Some scientists now believe that human evolution has ceased, we are as advanced as we're ever going to get. We have become so clever at adapting our environment to suit our needs that we no longer need to evolve; we simply invent tools to do new tasks for us.

However this is not the only view. Others point out that there are many parts of the world where man cannot fully control external influences. The most noticeable of these is disease pandemics such as plague or malaria.

Over millennia humans have adapted to disease and genetic resistance has appeared in some populations. Perhaps the most well known is the genetic mutation which confers resistance to malaria but also leads to sickle cell anaemia.
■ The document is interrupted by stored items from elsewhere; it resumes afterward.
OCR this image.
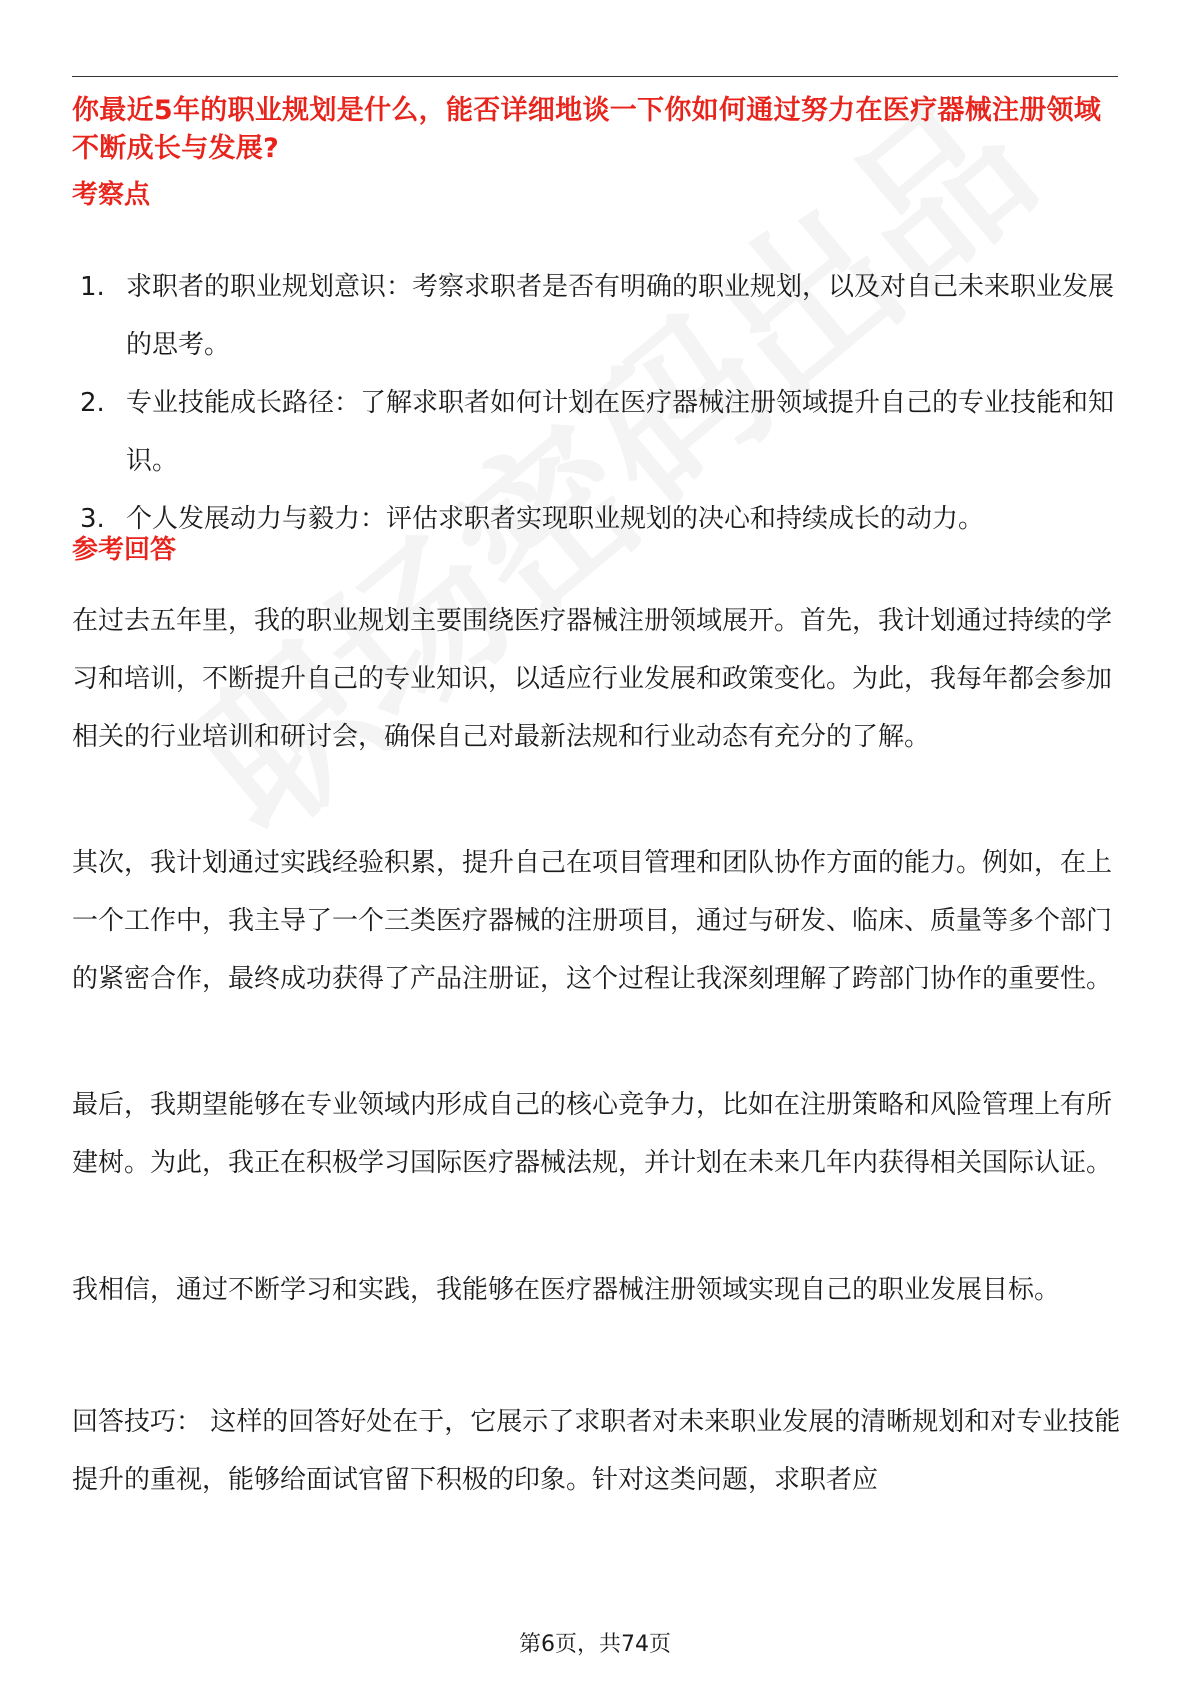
你最近5年的职业规划是什么，能否详细地谈一下你如何通过努力在医疗器械注册领域不断成长与发展?
考察点
1. 求职者的职业规划意识：考察求职者是否有明确的职业规划，以及对自己未来职业发展的思考。
2. 专业技能成长路径：了解求职者如何计划在医疗器械注册领域提升自己的专业技能和知识。
3. 个人发展动力与毅力：评估求职者实现职业规划的决心和持续成长的动力。
参考回答

在过去五年里，我的职业规划主要围绕医疗器械注册领域展开。首先，我计划通过持续的学习和培训，不断提升自己的专业知识，以适应行业发展和政策变化。为此，我每年都会参加相关的行业培训和研讨会，确保自己对最新法规和行业动态有充分的了解。

其次，我计划通过实践经验积累，提升自己在项目管理和团队协作方面的能力。例如，在上一个工作中，我主导了一个三类医疗器械的注册项目，通过与研发、临床、质量等多个部门的紧密合作，最终成功获得了产品注册证，这个过程让我深刻理解了跨部门协作的重要性。

最后，我期望能够在专业领域内形成自己的核心竞争力，比如在注册策略和风险管理上有所建树。为此，我正在积极学习国际医疗器械法规，并计划在未来几年内获得相关国际认证。

我相信，通过不断学习和实践，我能够在医疗器械注册领域实现自己的职业发展目标。

回答技巧： 这样的回答好处在于，它展示了求职者对未来职业发展的清晰规划和对专业技能提升的重视，能够给面试官留下积极的印象。针对这类问题，求职者应

第6页，共74页
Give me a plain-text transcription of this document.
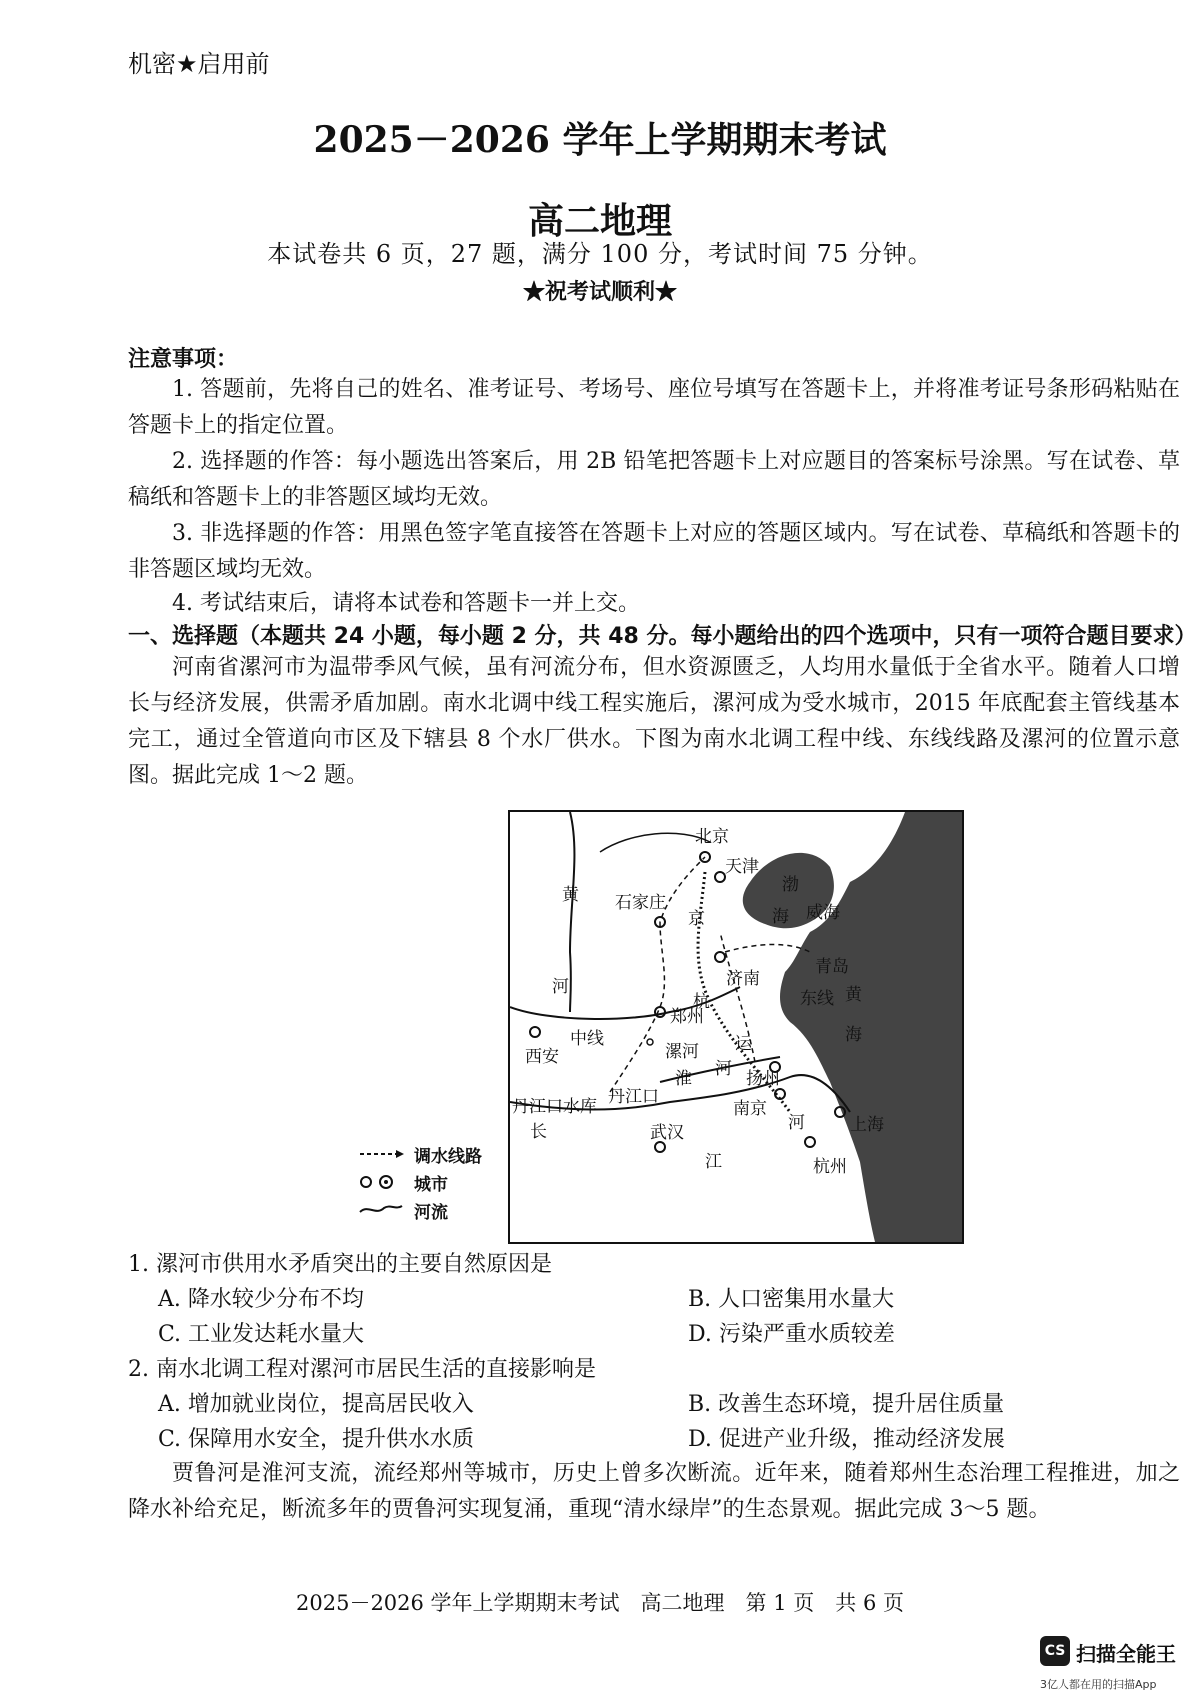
机密★启用前
2025－2026 学年上学期期末考试
高二地理
本试卷共 6 页，27 题，满分 100 分，考试时间 75 分钟。
★祝考试顺利★
注意事项：
1. 答题前，先将自己的姓名、准考证号、考场号、座位号填写在答题卡上，并将准考证号条形码粘贴在答题卡上的指定位置。
2. 选择题的作答：每小题选出答案后，用 2B 铅笔把答题卡上对应题目的答案标号涂黑。写在试卷、草稿纸和答题卡上的非答题区域均无效。
3. 非选择题的作答：用黑色签字笔直接答在答题卡上对应的答题区域内。写在试卷、草稿纸和答题卡的非答题区域均无效。
4. 考试结束后，请将本试卷和答题卡一并上交。
一、选择题（本题共 24 小题，每小题 2 分，共 48 分。每小题给出的四个选项中，只有一项符合题目要求）
河南省漯河市为温带季风气候，虽有河流分布，但水资源匮乏，人均用水量低于全省水平。随着人口增长与经济发展，供需矛盾加剧。南水北调中线工程实施后，漯河成为受水城市，2015 年底配套主管线基本完工，通过全管道向市区及下辖县 8 个水厂供水。下图为南水北调工程中线、东线线路及漯河的位置示意图。据此完成 1～2 题。
北京
天津
渤
海 威海
石家庄
京
济南
青岛
东线 黄
海
杭
运
黄
河
郑州
中线
西安	漯河
淮 河 扬州
丹江口水库 丹江口
南京
河	上海
长	武汉
江	杭州
调水线路
城市
河流
1. 漯河市供用水矛盾突出的主要自然原因是
A. 降水较少分布不均	B. 人口密集用水量大
C. 工业发达耗水量大	D. 污染严重水质较差
2. 南水北调工程对漯河市居民生活的直接影响是
A. 增加就业岗位，提高居民收入	B. 改善生态环境，提升居住质量
C. 保障用水安全，提升供水水质	D. 促进产业升级，推动经济发展
贾鲁河是淮河支流，流经郑州等城市，历史上曾多次断流。近年来，随着郑州生态治理工程推进，加之降水补给充足，断流多年的贾鲁河实现复涌，重现“清水绿岸”的生态景观。据此完成 3～5 题。
2025－2026 学年上学期期末考试　高二地理　第 1 页　共 6 页
CS 扫描全能王
3亿人都在用的扫描App
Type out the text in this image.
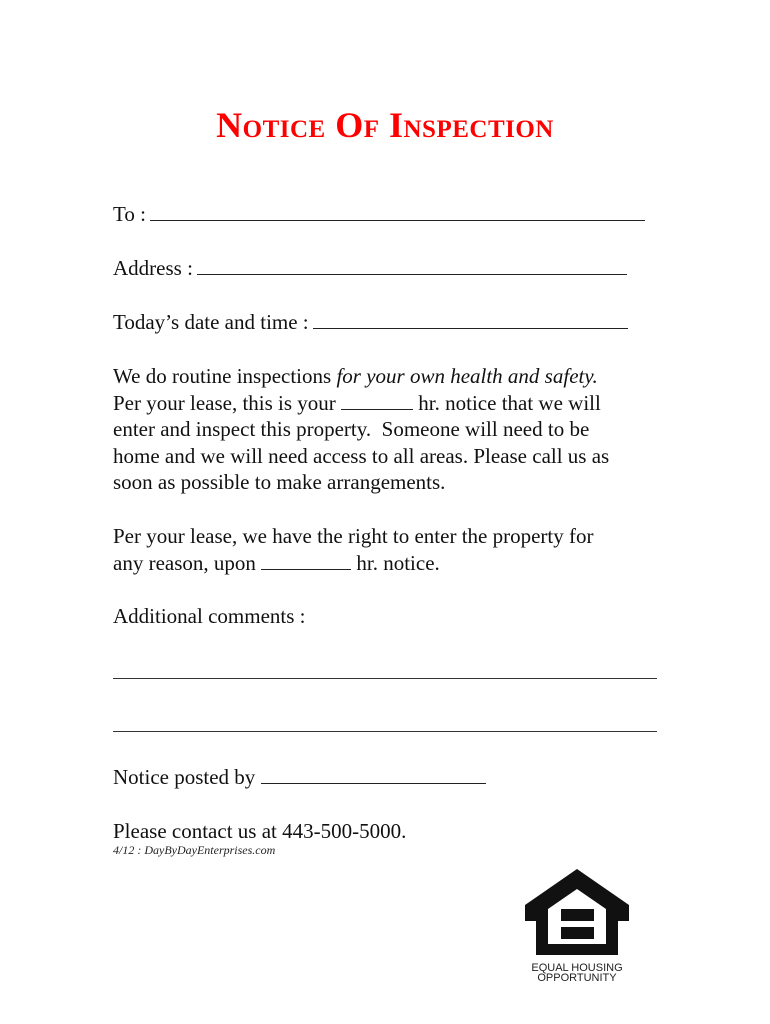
Notice Of Inspection
To :
Address :
Today’s date and time :
We do routine inspections for your own health and safety.
Per your lease, this is your	hr. notice that we will
enter and inspect this property.  Someone will need to be
home and we will need access to all areas. Please call us as
soon as possible to make arrangements.
Per your lease, we have the right to enter the property for
any reason, upon	hr. notice.
Additional comments :
Notice posted by
Please contact us at 443-500-5000.
4/12 : DayByDayEnterprises.com
EQUAL HOUSING
OPPORTUNITY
Peter Evans this week asks whether this process of adapting to disease is still going on and explores some new findings which have wide reaching implications for classical evolutionary theory.

There is direct evidence that humans are developing an evolutionary response to HIV, just as chimpanzees developed resistance to Simian IV thousands of years ago.

Another factor which could be determining our evolution is the influence of society - could our lifestyles affect our abilities to reproduce?

In the industrialised world we are having children later, and seem to have more problems with fertility. And overall we're having fewer offspring - in the long term this may affect human survival.

There is now evidence that our fertility, and therefore our chances of reproducing, and thereby passing on our genes, is being influenced by our diet, particularly where obesity is concerned.

We can now manipulate our genes but should we?

And if we are still evolving, into what are we evolving? Some theorists suggest we are becoming super-beings; others present a less positive scenario in which we develop into weaker smaller animals which cannot function properly without our manmade toys.